Investigation of RNA interference and related gene regulatory mechanisms

PROJECT SUMMARY Over evolutionary time, species access innovations that evolve in parallel lineages. The mitochondrion and chloroplast genome-transfers provide stunning examples. The experimental transfer of DNA has begun to provide a glimpse at—and a handle to explore—this fundamental process. C. elegans, whose rapid life cycle

calls upon the germline to function every few days, is an ideal animal in which to investigate transgenerational systems that regulate information. This project will explore the following questions: 1) How do cells distinguish ‘licensed’ from potentially dangerous ‘unlicensed’ information? 2) How do Argonautes and chromatin regulators

coordinate to propagate gene-expression states? 3) How do distinct Argonaute systems integrate to achieve surveillance and how is transcriptome surveillance organized spatially? A remarkable feature of RNA surveillance in the worm germline is that both silenced and expressed states are communicated to offspring via small RNAs.

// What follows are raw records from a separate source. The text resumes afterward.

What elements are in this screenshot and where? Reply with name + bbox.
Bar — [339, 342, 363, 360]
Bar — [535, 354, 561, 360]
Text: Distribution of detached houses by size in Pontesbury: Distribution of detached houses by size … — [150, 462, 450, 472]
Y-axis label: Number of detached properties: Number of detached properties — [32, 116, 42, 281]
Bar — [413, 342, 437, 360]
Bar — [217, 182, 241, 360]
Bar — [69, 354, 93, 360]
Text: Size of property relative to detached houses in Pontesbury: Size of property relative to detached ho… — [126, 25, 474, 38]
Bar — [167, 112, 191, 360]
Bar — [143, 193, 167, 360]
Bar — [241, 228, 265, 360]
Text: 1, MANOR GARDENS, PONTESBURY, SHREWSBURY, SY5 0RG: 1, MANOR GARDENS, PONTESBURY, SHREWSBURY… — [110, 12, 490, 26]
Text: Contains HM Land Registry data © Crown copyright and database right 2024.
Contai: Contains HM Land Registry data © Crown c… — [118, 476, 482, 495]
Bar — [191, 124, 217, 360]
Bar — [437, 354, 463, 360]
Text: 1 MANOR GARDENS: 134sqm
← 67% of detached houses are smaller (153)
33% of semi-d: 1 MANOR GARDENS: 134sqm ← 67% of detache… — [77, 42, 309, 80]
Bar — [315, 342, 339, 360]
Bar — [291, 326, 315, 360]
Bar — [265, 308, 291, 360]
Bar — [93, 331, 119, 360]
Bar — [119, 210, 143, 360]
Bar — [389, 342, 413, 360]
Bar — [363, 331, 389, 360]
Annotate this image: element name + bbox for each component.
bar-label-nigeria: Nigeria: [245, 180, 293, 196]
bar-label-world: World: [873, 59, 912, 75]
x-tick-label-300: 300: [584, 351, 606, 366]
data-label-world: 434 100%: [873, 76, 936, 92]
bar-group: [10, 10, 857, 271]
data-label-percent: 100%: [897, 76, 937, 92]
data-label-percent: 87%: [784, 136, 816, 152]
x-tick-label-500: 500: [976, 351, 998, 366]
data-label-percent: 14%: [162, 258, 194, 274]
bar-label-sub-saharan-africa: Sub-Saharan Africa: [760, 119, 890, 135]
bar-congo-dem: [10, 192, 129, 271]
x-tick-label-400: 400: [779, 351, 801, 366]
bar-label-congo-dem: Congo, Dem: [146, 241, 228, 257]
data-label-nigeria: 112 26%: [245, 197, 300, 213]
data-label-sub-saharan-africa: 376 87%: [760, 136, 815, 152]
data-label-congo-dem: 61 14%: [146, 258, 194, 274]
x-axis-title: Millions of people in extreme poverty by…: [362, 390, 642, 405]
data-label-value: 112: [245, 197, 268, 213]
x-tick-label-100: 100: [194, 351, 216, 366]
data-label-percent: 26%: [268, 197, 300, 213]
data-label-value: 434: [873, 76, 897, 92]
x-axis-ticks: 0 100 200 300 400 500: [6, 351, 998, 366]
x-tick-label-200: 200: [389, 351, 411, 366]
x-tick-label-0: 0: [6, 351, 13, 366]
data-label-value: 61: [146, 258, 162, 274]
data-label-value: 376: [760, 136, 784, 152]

These small-RNA signals comprise approximately one million different guide-RNA species that engage a dozen different germline Argonautes. Initiators of silencing—e.g., dsRNA, piRNAs, and recently intronless mRNAs— have been relatively easy to identify. Yet, insights into mechanisms that ensure pathway specificity have been

elusive. Moreover, the coordination between small RNA pathways and heterochromatin remains murky. Preliminary studies suggest that peri-nuclear nuage domains marked by RNA-binding proteins differentiate from each other to direct distinct RNA-silencing tasks, and nuage domains appear to communicate or associate with

the small-RNA source loci in the nucleus. This compartmentalization could dramatically simplify the math for whole transcriptome silencing. Instead of millions of guide complexes in each nuage domain, only about 20,000 distinct guide-RNA species would be needed to silence adjacent heterochromatin. Understanding the cascading

effects that shift the balance of RNA binding and surveillance in nuage and heterochromatin could shed light on related perturbations that cause a myriad of human disorders.